Мугао улыбнулся, оскалив крупные, как клыки, зубы:

– Так вот как они чтят сыновний долг! Народ мой! – Он вскинул вверх обе руки, и плащ его полыхнул огнем в лучах закатного солнца. Ударили барабаны.

И тут же вся толпа: копьеносцы, мужчины, женщины, дети – бросилась на нас. Успев ткнуть обломком копья в пустоту, я был сбит наземь. Несколько минут меня старательно топтали босыми ногами, поднявшаяся пыль запорошила мне глаза и ноздри, набилась в глотку. Прикрывая голову и живот руками, я подумал, что цилини не самое страшное из того, с чем мне довелось столкнуться на острове, и возблагодарил Бога за то, что рыбаки еще не изобрели кирзовые сапоги.

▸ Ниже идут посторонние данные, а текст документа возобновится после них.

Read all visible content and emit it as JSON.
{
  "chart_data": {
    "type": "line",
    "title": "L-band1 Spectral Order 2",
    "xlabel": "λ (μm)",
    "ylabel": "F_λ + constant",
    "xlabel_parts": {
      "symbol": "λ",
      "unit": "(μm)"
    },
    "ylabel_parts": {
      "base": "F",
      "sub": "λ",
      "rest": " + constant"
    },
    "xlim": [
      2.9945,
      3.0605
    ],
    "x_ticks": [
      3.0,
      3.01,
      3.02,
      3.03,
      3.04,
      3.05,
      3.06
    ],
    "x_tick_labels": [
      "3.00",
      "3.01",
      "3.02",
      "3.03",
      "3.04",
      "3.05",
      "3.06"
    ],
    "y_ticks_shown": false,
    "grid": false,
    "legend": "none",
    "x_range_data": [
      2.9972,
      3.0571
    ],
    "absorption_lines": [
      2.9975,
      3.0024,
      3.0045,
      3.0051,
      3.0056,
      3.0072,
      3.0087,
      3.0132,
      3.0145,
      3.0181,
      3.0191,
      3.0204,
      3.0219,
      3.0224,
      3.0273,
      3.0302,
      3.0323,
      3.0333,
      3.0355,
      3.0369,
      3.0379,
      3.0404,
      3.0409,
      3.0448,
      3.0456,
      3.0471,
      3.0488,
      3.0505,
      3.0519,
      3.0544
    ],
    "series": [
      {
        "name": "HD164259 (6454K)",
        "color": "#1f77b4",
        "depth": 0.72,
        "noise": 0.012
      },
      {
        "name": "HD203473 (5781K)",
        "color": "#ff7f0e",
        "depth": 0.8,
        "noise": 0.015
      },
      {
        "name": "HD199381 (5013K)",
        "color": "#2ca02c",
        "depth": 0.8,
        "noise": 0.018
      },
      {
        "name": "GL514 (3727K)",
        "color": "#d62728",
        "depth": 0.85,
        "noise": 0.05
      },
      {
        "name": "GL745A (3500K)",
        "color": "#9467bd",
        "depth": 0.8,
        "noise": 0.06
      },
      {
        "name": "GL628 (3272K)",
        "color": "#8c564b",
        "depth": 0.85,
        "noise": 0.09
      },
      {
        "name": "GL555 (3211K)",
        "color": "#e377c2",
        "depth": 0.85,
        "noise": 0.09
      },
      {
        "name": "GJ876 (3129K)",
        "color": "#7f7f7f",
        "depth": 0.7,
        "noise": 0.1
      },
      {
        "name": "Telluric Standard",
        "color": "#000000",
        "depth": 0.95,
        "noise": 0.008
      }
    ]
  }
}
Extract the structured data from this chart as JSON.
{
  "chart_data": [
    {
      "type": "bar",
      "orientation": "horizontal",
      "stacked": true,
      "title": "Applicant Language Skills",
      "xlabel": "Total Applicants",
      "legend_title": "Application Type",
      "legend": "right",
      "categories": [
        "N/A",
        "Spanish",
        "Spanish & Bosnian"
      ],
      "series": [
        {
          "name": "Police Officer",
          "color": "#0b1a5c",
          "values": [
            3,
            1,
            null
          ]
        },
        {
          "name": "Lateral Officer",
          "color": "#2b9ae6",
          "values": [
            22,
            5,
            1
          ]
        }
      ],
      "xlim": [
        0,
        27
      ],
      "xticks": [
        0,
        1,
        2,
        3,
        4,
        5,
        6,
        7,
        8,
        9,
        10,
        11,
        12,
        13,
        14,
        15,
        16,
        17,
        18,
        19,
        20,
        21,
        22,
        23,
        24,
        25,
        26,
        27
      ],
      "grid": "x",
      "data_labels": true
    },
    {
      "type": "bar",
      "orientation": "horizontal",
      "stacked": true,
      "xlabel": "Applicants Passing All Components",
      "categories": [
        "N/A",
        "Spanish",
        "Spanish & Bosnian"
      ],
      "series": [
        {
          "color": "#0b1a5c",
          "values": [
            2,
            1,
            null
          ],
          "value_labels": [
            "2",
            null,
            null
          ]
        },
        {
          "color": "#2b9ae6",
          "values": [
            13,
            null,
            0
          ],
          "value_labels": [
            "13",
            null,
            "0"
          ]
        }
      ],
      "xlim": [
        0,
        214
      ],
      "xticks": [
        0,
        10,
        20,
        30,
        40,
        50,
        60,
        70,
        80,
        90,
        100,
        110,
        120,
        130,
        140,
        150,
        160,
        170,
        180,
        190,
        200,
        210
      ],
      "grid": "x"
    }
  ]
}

Если бы не грозный окрик Мугао, меня, вероятно, затоптали бы насмерть – толпа вошла во вкус, – но вождь по каким-то причинам испортил ей удовольствие. Дюжие парни подняли меня, похлопав для бодрости мозолистыми ладонями по лицу.

Первое, что я увидел, открыв глаза, был Эхуань, висящий на чьих-то руках в нескольких метрах от меня. Голова его была запрокинута, и закатившиеся глаза смотрели прямо в зенит. Кажется, он был без сознания. Я снова зажмурился. В ушах беспрерывно шумело и стрекотало, и, если бы меня не трясли, я, вероятно, сумел бы провалиться в спасительное небытие. Однако толчки и тычки не прекращались, я приоткрыл правый глаз – левый начал заплывать – и увидел Шун.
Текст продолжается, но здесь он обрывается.